Difference Between Friction and Shear

Friction vs Shear

Friction and shear stress are two phenomena involved in the field of mechanics of matter. It is very important to have a good understanding on both friction and shear stress in order to get a good understanding of fields such as electrical engineering, automobile engineering, mechanical engineering, and any other relevant field. Both friction and shear stress plays important roles in our day to day lives too. If it is not for these forces, we would not be able to do most of the work we do daily. In this article, we are going to discuss what friction and shear stress are, the proper and common definitions of friction and shear stress, their applications and methods of calculating, similarities and finally their differences.

Friction

Friction is probably the most common resistive force we experience every day.
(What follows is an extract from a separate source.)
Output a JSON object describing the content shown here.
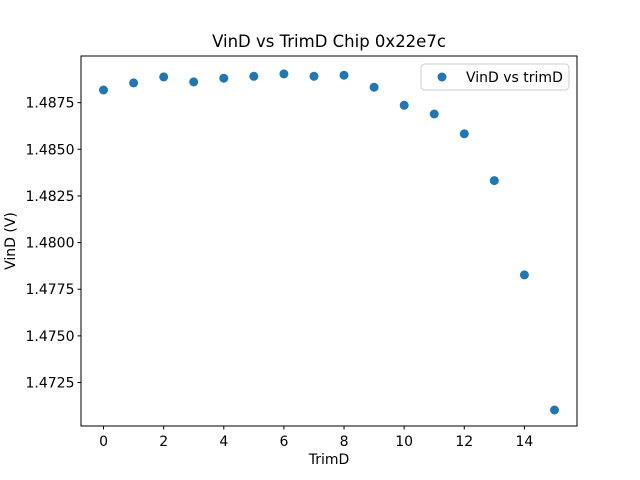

Friction is caused by the contact of two rough surfaces. Friction has five modes. Dry friction, which occurs between two solid bodies, fluid friction, which is also known as viscosity, lubricated friction, where two solids are separated by a liquid layer, skin friction, which opposes a moving solid in a liquid, and internal friction, which causes the internal components of a solid to make friction. However, the term “friction” is most commonly used in place of the dry friction. This is caused by the rough microscopic cavities on each of the surfaces fitting each other and refusing to move. The dry friction between two surfaces depends on the friction coefficient and the reactive force normal to the plane acting on the object. The maximum static friction between two surfaces is just a bit higher than the dynamic friction. It should be noted that even though friction depends on the normal reactive force, it is always tangential to the surface, thereby, normal to the reactive force.

Shear Stress

Shear stress is a deformation force. When a force is applied tangential to a solid surface the solid tends to “twist”. For this to happen, the solid must be fixed, so that, it cannot move in the direction of the force. The unit of shear stress is Newton per meter squared or commonly known as Pascal. We know that Pascal is also the unit of pressure. But, the definition of pressure is the force normal to the surface divided by the area, whereas the definition of shear stress is the force parallel to the surface per unit area. Torque acting upon a fixed object can also produce shear stress. By definition, not only solids but also fluids can have shear stress. Objects have a property called the shear modulus, which tells us how far will the object twist for a given shear stress. This depends on the shape, size, material and temperature of the object. Shear stress of constructions and automobile engineering plays a main role in designing and implementing the design.